El espacio y el tiempo se congelaron en ese instante. Me olvidé de Léa, de mí misma, y de todo cuanto hubiera vivido antes o tuviera que vivir en el futuro.
Solo existían mis dos manos, que recogían amorosamente esos dos suaves pechos por su parte exterior. Los abrigaban. Intercambiaban su calor. Sentían su tersura, su delicadeza y, por fin, lentamente, los empecé a acariciar. Recorriendo su perímetro hacia abajo, hasta que el dorso de mis manos se encontró en su curvatura interior, para luego separarse y completar la caricia de todo su contorno.
Y repetía la operación.

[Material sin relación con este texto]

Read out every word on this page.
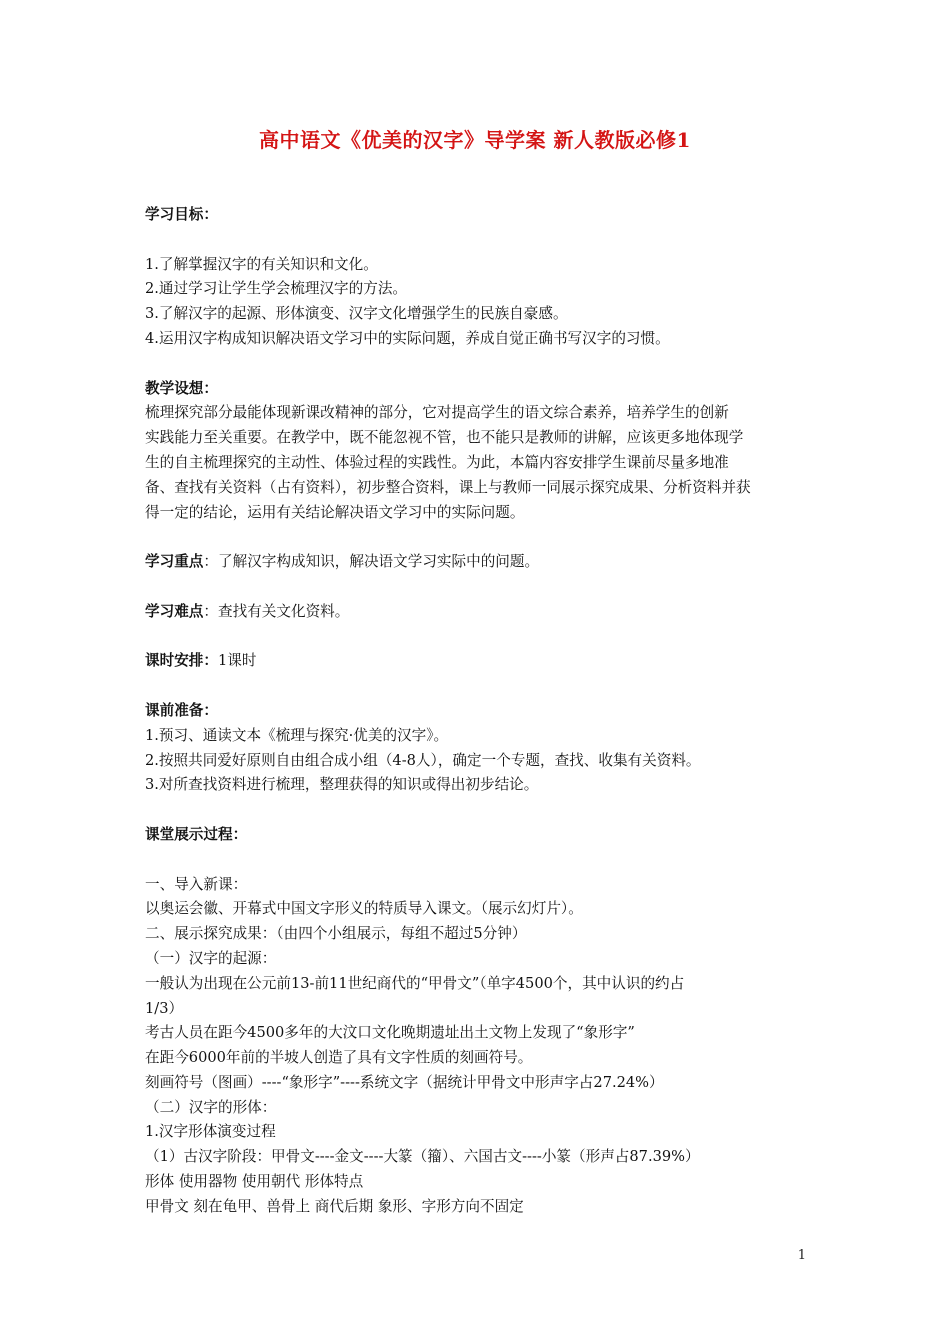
高中语文《优美的汉字》导学案 新人教版必修1

学习目标：

1.了解掌握汉字的有关知识和文化。

2.通过学习让学生学会梳理汉字的方法。

3.了解汉字的起源、形体演变、汉字文化增强学生的民族自豪感。

4.运用汉字构成知识解决语文学习中的实际问题，养成自觉正确书写汉字的习惯。

教学设想：

梳理探究部分最能体现新课改精神的部分，它对提高学生的语文综合素养，培养学生的创新

实践能力至关重要。在教学中，既不能忽视不管，也不能只是教师的讲解，应该更多地体现学

生的自主梳理探究的主动性、体验过程的实践性。为此，本篇内容安排学生课前尽量多地准

备、查找有关资料（占有资料），初步整合资料，课上与教师一同展示探究成果、分析资料并获

得一定的结论，运用有关结论解决语文学习中的实际问题。

学习重点：了解汉字构成知识，解决语文学习实际中的问题。

学习难点：查找有关文化资料。

课时安排：1课时

课前准备：

1.预习、通读文本《梳理与探究·优美的汉字》。

2.按照共同爱好原则自由组合成小组（4-8人），确定一个专题，查找、收集有关资料。

3.对所查找资料进行梳理，整理获得的知识或得出初步结论。

课堂展示过程：

一、导入新课：

以奥运会徽、开幕式中国文字形义的特质导入课文。（展示幻灯片）。

二、展示探究成果：（由四个小组展示，每组不超过5分钟）

（一）汉字的起源：

一般认为出现在公元前13-前11世纪商代的“甲骨文”（单字4500个，其中认识的约占

1/3）

考古人员在距今4500多年的大汶口文化晚期遗址出土文物上发现了“象形字”

在距今6000年前的半坡人创造了具有文字性质的刻画符号。

刻画符号（图画）----“象形字”----系统文字（据统计甲骨文中形声字占27.24%）

（二）汉字的形体：

1.汉字形体演变过程

（1）古汉字阶段：甲骨文----金文----大篆（籀）、六国古文----小篆（形声占87.39%）

形体 使用器物 使用朝代 形体特点

甲骨文 刻在龟甲、兽骨上 商代后期 象形、字形方向不固定

1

Me deleité durante una eternidad adorando su forma, su tamaño, su calidez, y mi mirada perdida era testigo de mi veneración pagana poseída por la visión hipnótica de sus pezones erectos.

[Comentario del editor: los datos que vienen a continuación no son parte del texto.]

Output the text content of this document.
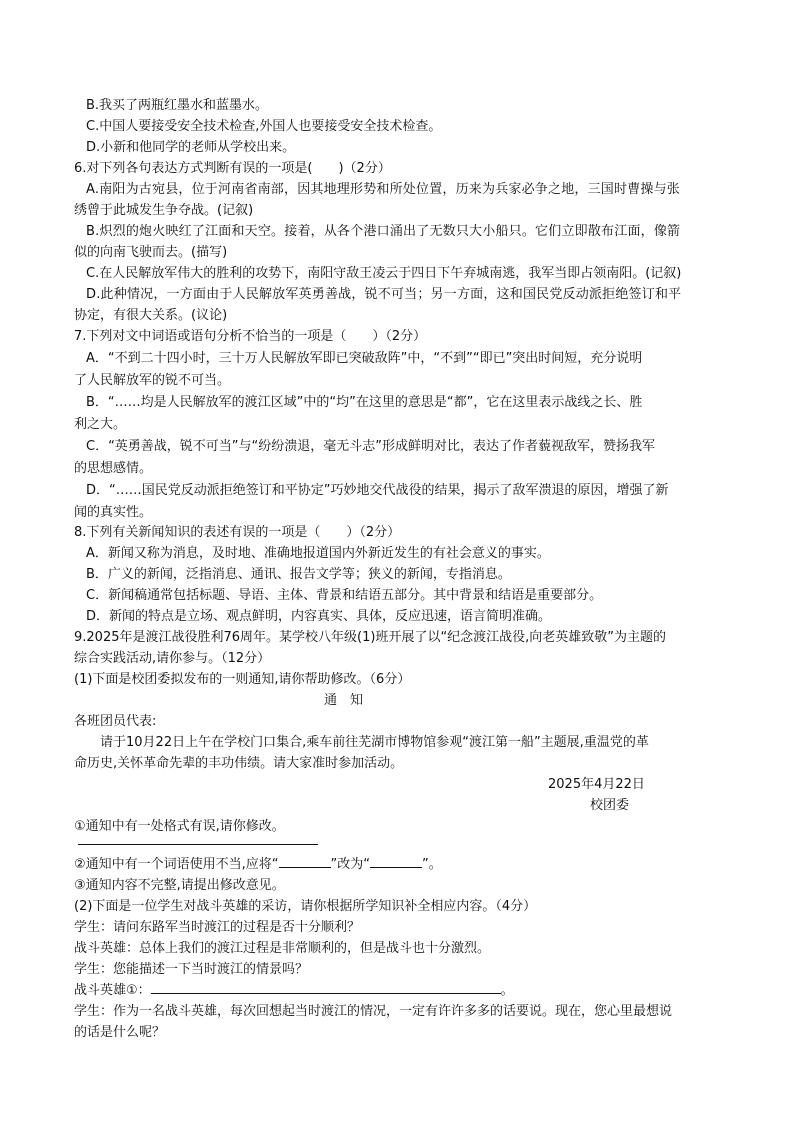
B.我买了两瓶红墨水和蓝墨水。
C.中国人要接受安全技术检查,外国人也要接受安全技术检查。
D.小新和他同学的老师从学校出来。
6.对下列各句表达方式判断有误的一项是(　　)（2分）
A.南阳为古宛县，位于河南省南部，因其地理形势和所处位置，历来为兵家必争之地，三国时曹操与张
绣曾于此城发生争夺战。(记叙)
B.炽烈的炮火映红了江面和天空。接着，从各个港口涌出了无数只大小船只。它们立即散布江面，像箭
似的向南飞驶而去。(描写)
C.在人民解放军伟大的胜利的攻势下，南阳守敌王凌云于四日下午弃城南逃，我军当即占领南阳。(记叙)
D.此种情况，一方面由于人民解放军英勇善战，锐不可当；另一方面，这和国民党反动派拒绝签订和平
协定，有很大关系。(议论)
7.下列对文中词语或语句分析不恰当的一项是（　　）（2分）
A．“不到二十四小时，三十万人民解放军即已突破敌阵”中，“不到”“即已”突出时间短，充分说明
了人民解放军的锐不可当。
B．“……均是人民解放军的渡江区域”中的“均”在这里的意思是“都”，它在这里表示战线之长、胜
利之大。
C．“英勇善战，锐不可当”与“纷纷溃退，毫无斗志”形成鲜明对比，表达了作者藐视敌军，赞扬我军
的思想感情。
D．“……国民党反动派拒绝签订和平协定”巧妙地交代战役的结果，揭示了敌军溃退的原因，增强了新
闻的真实性。
8.下列有关新闻知识的表述有误的一项是（　　）（2分）
A．新闻又称为消息，及时地、准确地报道国内外新近发生的有社会意义的事实。
B．广义的新闻，泛指消息、通讯、报告文学等；狭义的新闻，专指消息。
C．新闻稿通常包括标题、导语、主体、背景和结语五部分。其中背景和结语是重要部分。
D．新闻的特点是立场、观点鲜明，内容真实、具体，反应迅速，语言简明准确。
9.2025年是渡江战役胜利76周年。某学校八年级(1)班开展了以“纪念渡江战役,向老英雄致敬”为主题的
综合实践活动,请你参与。（12分）
(1)下面是校团委拟发布的一则通知,请你帮助修改。（6分）
通　知
各班团员代表:
请于10月22日上午在学校门口集合,乘车前往芜湖市博物馆参观“渡江第一船”主题展,重温党的革
命历史,关怀革命先辈的丰功伟绩。请大家准时参加活动。
2025年4月22日
校团委
①通知中有一处格式有误,请你修改。
②通知中有一个词语使用不当,应将“	”改为“	”。
③通知内容不完整,请提出修改意见。
(2)下面是一位学生对战斗英雄的采访，请你根据所学知识补全相应内容。（4分）
学生：请问东路军当时渡江的过程是否十分顺利？
战斗英雄：总体上我们的渡江过程是非常顺利的，但是战斗也十分激烈。
学生：您能描述一下当时渡江的情景吗？
战斗英雄①：	。
学生：作为一名战斗英雄，每次回想起当时渡江的情况，一定有许许多多的话要说。现在，您心里最想说
的话是什么呢？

Mi obsesión por la llegada del momento de desviar mis manos y recorrer la parte superior de sus pechos, sus areolas y sus pezones era tal que temía mi cuerpo volviera a sufrir las sacudidas que robaron mi juicio durante las eyaculaciones de Pierre y Paul en el campamento.

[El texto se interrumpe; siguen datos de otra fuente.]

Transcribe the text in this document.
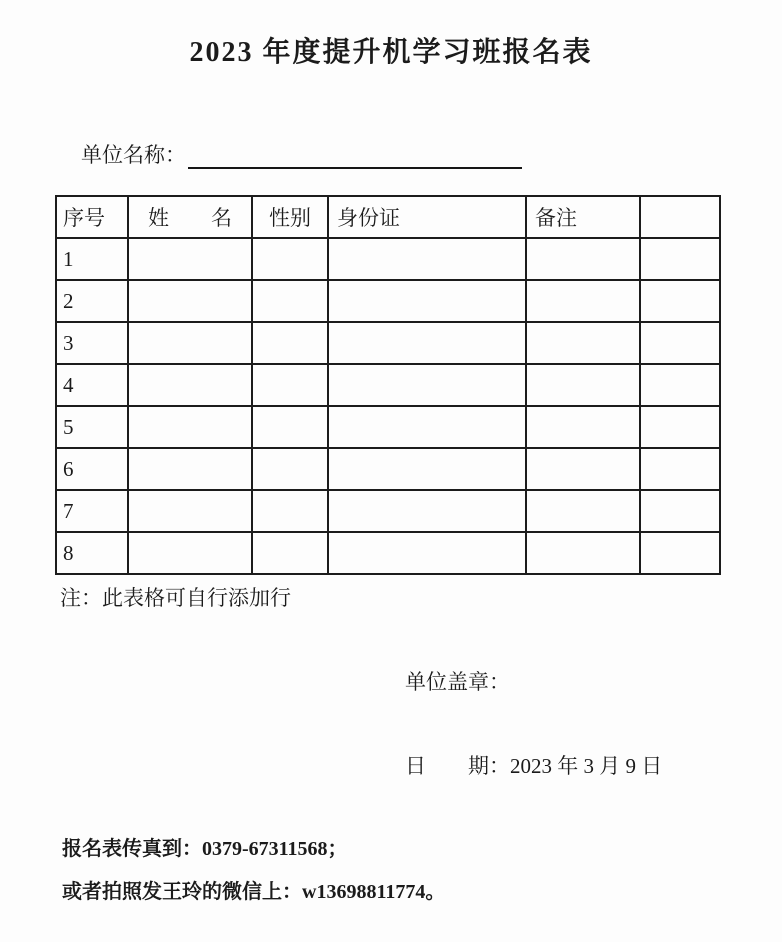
2023 年度提升机学习班报名表

单位名称：

序号	姓　　名	性别	身份证	备注	
1					
2					
3					
4					
5					
6					
7					
8					
注：此表格可自行添加行
单位盖章：
日　　期：2023 年 3 月 9 日
报名表传真到：0379-67311568；
或者拍照发王玲的微信上：w13698811774。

Cerré los ojos. Mis manos se detuvieron abrigando los pechos por el exterior. Mi corazón latía desbocado. Los músculos de mis sienes me dolían. Apreté los pechos uno contra el otro. Y poco a poco deslicé el pulgar, separándolo de mis manos y recorriendo la divina suavidad de la piel de sus pechos hasta que sentí la tibia rugosidad de su areola. Me detuve un momento allí y suspiré. Y por fin los toqué. Duros y firmes. Pequeños y puntiagudos. Jugueteé con ellos con el dedo doblándolos con suavidad y, por fin, recogí las manos juntándolas con mi pulgar hasta que quedaron posadas en sus pechos completamente, con los pezones atrapados entre el dedo gordo y el índice.
Y empecé a masajear todo el volumen de sus pechos con un ansia irreverente. Mis dos dedos retenían entre ellos presos a sus dos pezones tiesos. Los otros tres se abrían y cerraban para acaparar el máximo de su contorno. Se cerraban sobre su parte inferior y la apretaban con furia recogiéndose mientras la carne de sus voluminosos pechos se escurría entre mis dedos. Y mi pulgar y mi índice se apretaban y restregaban sus pezones con una lujuria desconsiderada.
Unos gemidos me hicieron volver en mí.
Abrí los ojos.
Léa tenía la cabeza ladeada, los ojos cerrados con fuerza y la boca entreabierta.
Su mano derecha estaba sumergida, entre sus piernas, y un escalofrío casi me hace desfallecer al observar cómo frotaba con una intensidad rabiosa su clítoris, mientras su mano izquierda rodeaba su pierna para perderse bajo su culo y asomar en la entrada de su vagina, donde tenía introducidos dos o tres dedos, que entraban y salían sin parar.
Dominada por una súbita excitación incontrolable, cogí sus pezones y estiré de ellos hacia arriba, a lo que ella respondió con un profundo gemido. Presa de unas convulsiones generalizadas, me dediqué a castigar sus pechos frotándolos con rabia con una mano mientras daba rienda suelta a mis anhelos, y bajaba la otra mano por su vientre y acariciaba irreverente las partes de su cuerpo que quedaban a mi alcance y eran el objeto inconsciente de mi deseo. Acaricié el vello de su pubis, rocé con mi mano la suya que masturbaba su clítoris, acaricié sus ingles, la delicada piel del interior de sus muslos, puse mi mano sobre los dedos que se introducían en su vagina y, finalmente, ahogué mis gemidos sobre los suyos cerrando su boca con mis labios y buscando con mi lengua la suya.
Y compartimos un gemido que fue apagándose lentamente mientras nuestras fuerzas flaqueaban y quedábamos rendidas, ella inerte en la bañera, yo arrodillada a su espalda, mi cabeza en su hombro, mis labios en sus labios, mis manos hundidas hasta los codos reposando sobre su vientre palpitante.
Su mano empapada se ensortijó en mi cabellera revuelta y me acarició con dulzura.
—Ven, cariño —me susurró invitándome a introducirme junto a ella en la bañera.
Me incorporé aún turbada por el arrebato del que habíamos sido presa, pero su sonrisa tierna, en la que nada remotamente parecido al reproche tenía cabida, me confortó como siempre hacía su mera presencia.
Me desnudé frente a su atenta mirada y, con paso tímido y algo cohibida, entré en la bañera y me abandoné a su tierno y acogedor abrazo.